I joined the line, pointed to the picture that had the bowl of what I guessed was a whole lot of tuna on it, and followed the waitress to a bench seat in a crammed, steamy little “kitchen”…

10 minutes or so later, this bowl of heaven was ceremoniously plonked in front of me. The most incredible, fresh, soft tuna I’ve ever had. Fatty tuna, minced tuna, belly tuna, it was all there, and it was all so melt-in-your-mouth soft you barely had to chew it. All laid on top of a generous serving of rice, it was the perfect lunch to fuel up for the rest of the afternoon exploring. Don’t be scared of the long lines at these markets – long lines = good food!

 

Winding my way around the market, I came across another line an hour later – taiyaki! Custard filled, fish shaped waffles. Yes please!

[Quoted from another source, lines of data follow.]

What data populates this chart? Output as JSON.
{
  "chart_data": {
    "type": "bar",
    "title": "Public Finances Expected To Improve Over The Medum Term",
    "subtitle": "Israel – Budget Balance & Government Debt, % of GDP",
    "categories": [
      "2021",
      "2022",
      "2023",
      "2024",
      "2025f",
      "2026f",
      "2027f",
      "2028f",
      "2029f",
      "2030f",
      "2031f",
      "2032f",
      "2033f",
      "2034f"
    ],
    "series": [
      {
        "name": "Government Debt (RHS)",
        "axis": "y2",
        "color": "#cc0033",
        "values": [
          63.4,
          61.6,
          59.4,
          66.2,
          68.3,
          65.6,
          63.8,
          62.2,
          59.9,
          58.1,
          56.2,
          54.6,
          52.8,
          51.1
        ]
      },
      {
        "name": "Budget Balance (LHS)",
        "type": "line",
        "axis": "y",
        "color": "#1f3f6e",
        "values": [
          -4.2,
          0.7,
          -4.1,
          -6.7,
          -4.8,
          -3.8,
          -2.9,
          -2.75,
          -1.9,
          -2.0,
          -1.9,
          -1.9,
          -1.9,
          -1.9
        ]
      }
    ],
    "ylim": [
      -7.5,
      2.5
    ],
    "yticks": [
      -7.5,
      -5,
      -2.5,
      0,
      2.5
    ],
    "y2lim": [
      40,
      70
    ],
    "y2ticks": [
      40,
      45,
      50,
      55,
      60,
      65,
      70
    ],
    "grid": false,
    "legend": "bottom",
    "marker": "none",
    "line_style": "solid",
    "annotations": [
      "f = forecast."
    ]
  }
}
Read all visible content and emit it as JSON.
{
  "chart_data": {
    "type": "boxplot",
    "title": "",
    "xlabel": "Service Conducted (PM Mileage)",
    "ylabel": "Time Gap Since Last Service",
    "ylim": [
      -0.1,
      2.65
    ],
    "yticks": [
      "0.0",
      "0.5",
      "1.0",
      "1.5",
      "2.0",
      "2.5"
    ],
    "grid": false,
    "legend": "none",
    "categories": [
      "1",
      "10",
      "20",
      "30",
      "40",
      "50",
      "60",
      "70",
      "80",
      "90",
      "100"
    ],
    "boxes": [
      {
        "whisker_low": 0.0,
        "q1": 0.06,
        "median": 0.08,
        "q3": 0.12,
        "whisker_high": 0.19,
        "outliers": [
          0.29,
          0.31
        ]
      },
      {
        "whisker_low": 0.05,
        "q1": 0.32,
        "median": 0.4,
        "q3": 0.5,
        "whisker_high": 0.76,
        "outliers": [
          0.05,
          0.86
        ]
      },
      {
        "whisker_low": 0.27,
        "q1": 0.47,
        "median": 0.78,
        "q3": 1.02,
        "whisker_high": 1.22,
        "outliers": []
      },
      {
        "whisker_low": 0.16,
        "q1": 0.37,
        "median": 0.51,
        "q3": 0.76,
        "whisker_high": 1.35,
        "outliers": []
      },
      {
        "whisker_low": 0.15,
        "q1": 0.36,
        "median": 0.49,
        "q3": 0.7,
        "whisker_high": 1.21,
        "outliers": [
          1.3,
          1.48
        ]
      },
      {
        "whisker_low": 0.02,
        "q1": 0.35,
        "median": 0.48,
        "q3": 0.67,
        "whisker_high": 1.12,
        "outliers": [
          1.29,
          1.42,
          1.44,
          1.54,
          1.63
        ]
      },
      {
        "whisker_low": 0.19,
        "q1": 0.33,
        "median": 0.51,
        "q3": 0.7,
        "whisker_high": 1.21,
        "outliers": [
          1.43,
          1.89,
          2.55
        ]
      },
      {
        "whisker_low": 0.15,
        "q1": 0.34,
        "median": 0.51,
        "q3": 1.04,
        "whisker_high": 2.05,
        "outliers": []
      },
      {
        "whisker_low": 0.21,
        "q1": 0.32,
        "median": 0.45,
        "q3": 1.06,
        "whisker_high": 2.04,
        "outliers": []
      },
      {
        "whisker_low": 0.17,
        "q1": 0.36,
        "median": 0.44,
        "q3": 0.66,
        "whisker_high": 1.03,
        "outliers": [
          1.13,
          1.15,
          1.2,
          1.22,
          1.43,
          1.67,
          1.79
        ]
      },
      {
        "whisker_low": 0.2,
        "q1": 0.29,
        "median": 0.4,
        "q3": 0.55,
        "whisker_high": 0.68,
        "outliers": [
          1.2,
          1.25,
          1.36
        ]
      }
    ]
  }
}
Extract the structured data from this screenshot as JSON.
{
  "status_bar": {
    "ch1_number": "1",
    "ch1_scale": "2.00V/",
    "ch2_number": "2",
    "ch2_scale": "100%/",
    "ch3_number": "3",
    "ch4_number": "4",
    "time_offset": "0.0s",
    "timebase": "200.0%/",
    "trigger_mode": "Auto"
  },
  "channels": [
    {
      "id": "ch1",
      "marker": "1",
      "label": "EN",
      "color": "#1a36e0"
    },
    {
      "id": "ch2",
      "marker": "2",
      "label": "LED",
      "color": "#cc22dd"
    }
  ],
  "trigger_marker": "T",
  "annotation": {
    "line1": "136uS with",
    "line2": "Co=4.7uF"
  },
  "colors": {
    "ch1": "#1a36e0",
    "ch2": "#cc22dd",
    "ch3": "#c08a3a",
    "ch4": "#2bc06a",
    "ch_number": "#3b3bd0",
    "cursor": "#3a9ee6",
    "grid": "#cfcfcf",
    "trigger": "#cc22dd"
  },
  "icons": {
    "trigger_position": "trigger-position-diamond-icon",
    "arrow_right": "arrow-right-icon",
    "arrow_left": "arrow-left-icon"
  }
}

Again, I joined the line, pointed to the picture, and got my steaming hot custard sea creature. Easy to see what all the fuss is about – these things are unreal! Creamy smooth vanilla custard inside a golden crisp waffle, perfect hand held market food.

 

As for shopping, everything did have marked prices, so bartering didn’t seem to be encouraged or accepted at all. That said, the prices were all pretty reasonable; I certainly had no need to barter for anything I was looking at.

It was pretty easy to get to and find, only a short train ride away from my accommodation in Shinjuku, and well and truly worth a visit!